To express a function of the form [tex]f(x)= x^{2} +bx+c[/tex] in vertex form [tex]f(x)=a(x-h)^2+k[/tex] where (h,k) is the vertex of the parabola, we need to find the vertex first.
To find the vertex we are going to use the vertex formula: [tex]h= \frac{-b}{2a} [/tex], and [tex]k[/tex] will be the function evaluated at [tex]h[/tex].

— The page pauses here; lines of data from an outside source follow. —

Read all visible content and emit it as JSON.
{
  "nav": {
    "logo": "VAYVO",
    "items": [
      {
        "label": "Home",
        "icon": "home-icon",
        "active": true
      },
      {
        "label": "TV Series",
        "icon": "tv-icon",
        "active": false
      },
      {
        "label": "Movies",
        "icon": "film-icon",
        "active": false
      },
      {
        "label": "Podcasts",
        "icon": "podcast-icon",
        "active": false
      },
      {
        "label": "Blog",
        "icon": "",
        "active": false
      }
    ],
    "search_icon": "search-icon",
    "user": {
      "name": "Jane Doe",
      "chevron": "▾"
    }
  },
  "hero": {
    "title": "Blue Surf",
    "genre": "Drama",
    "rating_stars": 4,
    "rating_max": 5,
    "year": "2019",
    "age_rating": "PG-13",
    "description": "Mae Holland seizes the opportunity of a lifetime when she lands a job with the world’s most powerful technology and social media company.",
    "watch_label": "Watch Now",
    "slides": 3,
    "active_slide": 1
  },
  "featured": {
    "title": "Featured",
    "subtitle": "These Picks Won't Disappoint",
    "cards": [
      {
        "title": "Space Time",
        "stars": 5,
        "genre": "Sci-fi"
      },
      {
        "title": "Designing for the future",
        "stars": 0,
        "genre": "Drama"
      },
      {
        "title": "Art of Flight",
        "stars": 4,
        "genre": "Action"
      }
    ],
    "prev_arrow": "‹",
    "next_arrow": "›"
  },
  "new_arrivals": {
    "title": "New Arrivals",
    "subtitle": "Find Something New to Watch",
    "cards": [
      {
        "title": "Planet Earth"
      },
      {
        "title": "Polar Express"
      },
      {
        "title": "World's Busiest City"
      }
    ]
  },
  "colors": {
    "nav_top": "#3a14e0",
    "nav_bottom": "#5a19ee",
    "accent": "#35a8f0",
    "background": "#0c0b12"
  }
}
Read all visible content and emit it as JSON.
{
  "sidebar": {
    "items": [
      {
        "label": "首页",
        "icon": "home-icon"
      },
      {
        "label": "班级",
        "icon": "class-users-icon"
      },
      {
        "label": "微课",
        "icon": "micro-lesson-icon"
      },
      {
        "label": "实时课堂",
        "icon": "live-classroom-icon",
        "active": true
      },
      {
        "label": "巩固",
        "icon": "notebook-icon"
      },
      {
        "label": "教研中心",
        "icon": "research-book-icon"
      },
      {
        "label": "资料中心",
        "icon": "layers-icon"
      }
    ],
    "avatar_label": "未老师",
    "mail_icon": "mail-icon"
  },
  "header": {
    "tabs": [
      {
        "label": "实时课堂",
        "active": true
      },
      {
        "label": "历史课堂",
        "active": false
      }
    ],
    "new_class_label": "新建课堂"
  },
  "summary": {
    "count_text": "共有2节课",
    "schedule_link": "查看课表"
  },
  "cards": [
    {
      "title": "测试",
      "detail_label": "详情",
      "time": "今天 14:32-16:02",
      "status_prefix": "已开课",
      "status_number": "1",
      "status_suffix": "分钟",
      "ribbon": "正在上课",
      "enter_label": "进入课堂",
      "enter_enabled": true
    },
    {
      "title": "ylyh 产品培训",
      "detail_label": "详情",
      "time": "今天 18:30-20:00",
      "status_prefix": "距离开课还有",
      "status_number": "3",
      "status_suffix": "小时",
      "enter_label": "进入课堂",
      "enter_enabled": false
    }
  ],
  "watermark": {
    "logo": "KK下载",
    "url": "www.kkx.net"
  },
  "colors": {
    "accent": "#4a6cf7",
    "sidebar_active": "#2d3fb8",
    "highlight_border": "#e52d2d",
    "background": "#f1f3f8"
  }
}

We can infer from our function that [tex]a=1[/tex] and [tex]b=-2[/tex]. So lets find [tex]h[/tex]:
[tex]h= \frac{-b}{2a} [/tex]
[tex]h= \frac{-(-2)}{2(1)} [/tex]
[tex]h= \frac{2}{2} [/tex]
[tex]h=1[/tex]
Now that we have [tex]h[/tex], we can evaluate the function at 1 to find [tex]k[/tex]:
[tex]f(x)=4+ x^{2} -2x[/tex]
[tex]f(1)=4+(1)^2-2(1)[/tex]
[tex]f(1)=4+1-2[/tex]
[tex]f(1)=3[/tex]
We have the vertex (1,3) of our parabola, so we can use its vertex form:
[tex]f(x)=a(x-h)^2+k[/tex]
[tex]f(x)=1(x-1)^2+3[/tex]
[tex]f(x)=(x-1)^2+3[/tex]
We can conclude that the vertex for of our parabola is f(x) = (x + 1)2 + 3.